Tonight we toasted each other, we toasted life, we toasted Moscow. Over beers in the beautiful gardens of the Hermitage Theatre / New Opera, we ate lovely food and sipped small beers. It was what we could afford. Who knows if one day we will be able to be more extravagant, but on that "one day," I suspect memories -- if not people -- from this Hermitage/New Opera evening will be there.
We have fought with each other, we have consoled each other. We have rejoiced over each other's successes, and we have competed for attention. We have behaved like a family, when you think about it. And why shouldn't we? We've spent three months in bedrooms across the hall from one another.
Growing up, Mary - my sister - had the big bedroom and I had the small bedroom.
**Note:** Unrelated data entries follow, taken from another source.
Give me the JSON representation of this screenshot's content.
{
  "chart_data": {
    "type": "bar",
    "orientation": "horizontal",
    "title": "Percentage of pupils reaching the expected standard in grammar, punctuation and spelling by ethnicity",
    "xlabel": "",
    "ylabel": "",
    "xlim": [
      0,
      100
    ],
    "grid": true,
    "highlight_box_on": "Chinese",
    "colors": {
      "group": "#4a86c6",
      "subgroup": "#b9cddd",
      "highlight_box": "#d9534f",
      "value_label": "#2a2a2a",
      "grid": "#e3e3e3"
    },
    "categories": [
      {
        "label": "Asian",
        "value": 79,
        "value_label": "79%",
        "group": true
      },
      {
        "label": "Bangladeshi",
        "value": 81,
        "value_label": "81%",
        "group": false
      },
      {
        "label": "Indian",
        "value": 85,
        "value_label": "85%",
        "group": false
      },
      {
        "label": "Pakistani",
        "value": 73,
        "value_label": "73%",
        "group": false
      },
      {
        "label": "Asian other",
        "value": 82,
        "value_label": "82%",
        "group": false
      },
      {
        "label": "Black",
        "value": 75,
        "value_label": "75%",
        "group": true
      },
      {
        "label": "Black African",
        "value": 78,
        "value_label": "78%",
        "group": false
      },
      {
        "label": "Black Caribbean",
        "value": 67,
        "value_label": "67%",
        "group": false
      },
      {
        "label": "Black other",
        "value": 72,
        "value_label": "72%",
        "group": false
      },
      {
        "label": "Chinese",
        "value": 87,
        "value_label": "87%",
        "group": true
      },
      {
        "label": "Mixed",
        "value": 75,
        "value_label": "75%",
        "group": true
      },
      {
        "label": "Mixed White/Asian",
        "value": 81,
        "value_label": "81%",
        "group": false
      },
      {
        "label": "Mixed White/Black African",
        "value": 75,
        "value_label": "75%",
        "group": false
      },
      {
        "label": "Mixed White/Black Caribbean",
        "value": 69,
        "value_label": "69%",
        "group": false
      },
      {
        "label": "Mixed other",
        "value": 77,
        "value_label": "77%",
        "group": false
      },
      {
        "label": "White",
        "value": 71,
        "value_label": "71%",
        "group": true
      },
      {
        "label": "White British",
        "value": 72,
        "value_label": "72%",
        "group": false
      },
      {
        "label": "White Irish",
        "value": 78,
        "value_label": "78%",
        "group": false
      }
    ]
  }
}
Mary won hers because it had Holly Hobby wallpaper in it when we moved into the house, so why not put the girl in there?
I was in the smaller room next door, painted yellow. It became my terrain, my kingdom. I would invade my sister's dominion and she would assault mine. I would make her cry, she would make me rage. We eventually learned that this only got us both into trouble with our parents - so we became very adept at mediation (when we wanted to mediate); we learned that, as a force united, we could topple our parents.
And then my little brother was born, and everything changed.
Mary got my yellow room - which I decided to change to seafoam green - and painted it pink. I tore down the Holly Hobby wallpaper and painted the room powder blue. My brother and I shared it - his crib next to my bed, his changing table opposite my desk. It was close quarters, and our duet became a trio. New treaties had to be drawn-up, new alliances - and, most important: new sympathies. Ours was not a child-friendly house: you were expected to mature quickly.
The past three months have been close quarters for me and my classmates. For us dramaturgs, we had our moments of tension - but we overcame them. Like any filial relationship, there are territorial lines that are crossed and then respected. I hope that in the coming months our "diplomatic skills with one another" will become even more finely tuned, making us a united front to be dealt with.
Because, why not? Our "family" is an academic one, and families function best (in my experience) when the boat is rocking. So, in the coming months: let's rock the boat.